The Play Pictorial
- Cover of The Play Pictorial, vol. 7, no. 45, 1906
- Frequency: Monthly
- First issue: April 1902
- Final issue Number: September 1939 446
- Company: Greening & Co
- Country: UK
- Based in: London
- Language: English
- ISSN: 2043-5673

= The Play Pictorial =

The Play Pictorial was an English theatrical magazine that was published in London between 1902 and 1939.

The Play Pictorial provided pictorial records of West End theatrical productions. Each issue described a single show, with descriptions of the plot, the costumes and the sets, and many photographs of the cast and scenes from the production. For musicals, The Play Pictorial usually included some of the lyrics and short extracts from the score.

The first editor of The Play Pictorial was Rudolph Birnbaum.
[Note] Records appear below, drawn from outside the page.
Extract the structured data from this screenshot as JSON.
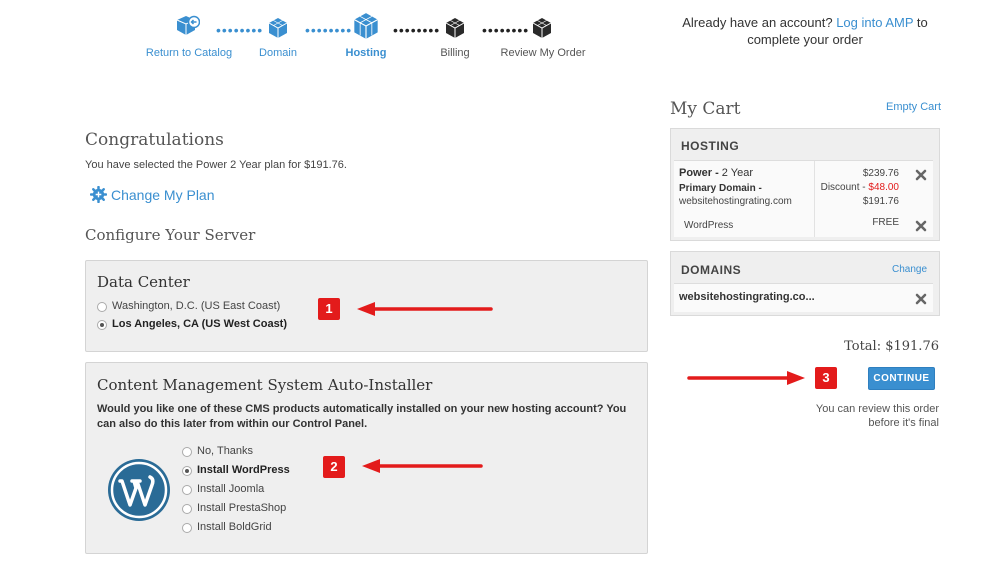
{
  "steps": [
    {
      "label": "Return to Catalog",
      "state": "done"
    },
    {
      "label": "Domain",
      "state": "done"
    },
    {
      "label": "Hosting",
      "state": "current"
    },
    {
      "label": "Billing",
      "state": "pending"
    },
    {
      "label": "Review My Order",
      "state": "pending"
    }
  ],
  "account": {
    "prefix": "Already have an account?",
    "link": "Log into AMP",
    "suffix": "to complete your order"
  },
  "main": {
    "congrats_title": "Congratulations",
    "selected_text": "You have selected the Power 2 Year plan for $191.76.",
    "change_plan": "Change My Plan",
    "configure_title": "Configure Your Server"
  },
  "datacenter": {
    "title": "Data Center",
    "options": [
      {
        "label": "Washington, D.C. (US East Coast)",
        "selected": false
      },
      {
        "label": "Los Angeles, CA (US West Coast)",
        "selected": true
      }
    ]
  },
  "cms": {
    "title": "Content Management System Auto-Installer",
    "description": "Would you like one of these CMS products automatically installed on your new hosting account? You can also do this later from within our Control Panel.",
    "options": [
      {
        "label": "No, Thanks",
        "selected": false
      },
      {
        "label": "Install WordPress",
        "selected": true
      },
      {
        "label": "Install Joomla",
        "selected": false
      },
      {
        "label": "Install PrestaShop",
        "selected": false
      },
      {
        "label": "Install BoldGrid",
        "selected": false
      }
    ]
  },
  "annotations": {
    "badge1": "1",
    "badge2": "2",
    "badge3": "3"
  },
  "cart": {
    "title": "My Cart",
    "empty_link": "Empty Cart",
    "hosting": {
      "header": "HOSTING",
      "plan_name": "Power -",
      "plan_term": "2 Year",
      "primary_domain_label": "Primary Domain -",
      "primary_domain": "websitehostingrating.com",
      "price": "$239.76",
      "discount_label": "Discount -",
      "discount_value": "$48.00",
      "subtotal": "$191.76",
      "addon_name": "WordPress",
      "addon_price": "FREE"
    },
    "domains": {
      "header": "DOMAINS",
      "change_link": "Change",
      "domain": "websitehostingrating.co..."
    },
    "total": "Total: $191.76",
    "continue_label": "CONTINUE",
    "review_note_line1": "You can review this order",
    "review_note_line2": "before it's final"
  },
  "colors": {
    "accent": "#3a8fd0",
    "discount": "#e31b1b",
    "annotation": "#e31b1b"
  }
}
In May 1904, he was replaced by Frank M. Boyd. In 1905, Fred Dangerfield became editor, handling the next 20 issues.

In 1905, The Play Pictorial merged with a rival magazine, The Play, which had been published between May and October 1904 under the editorship of Benjamin William Findon. In mid-1906, Findon took over the combined magazine, which he continued to edit for over 30 years.

The last issue of The Play Pictorial, no. 446, appeared in 1939. The magazine was absorbed into another London theatrical magazine, Theatre World.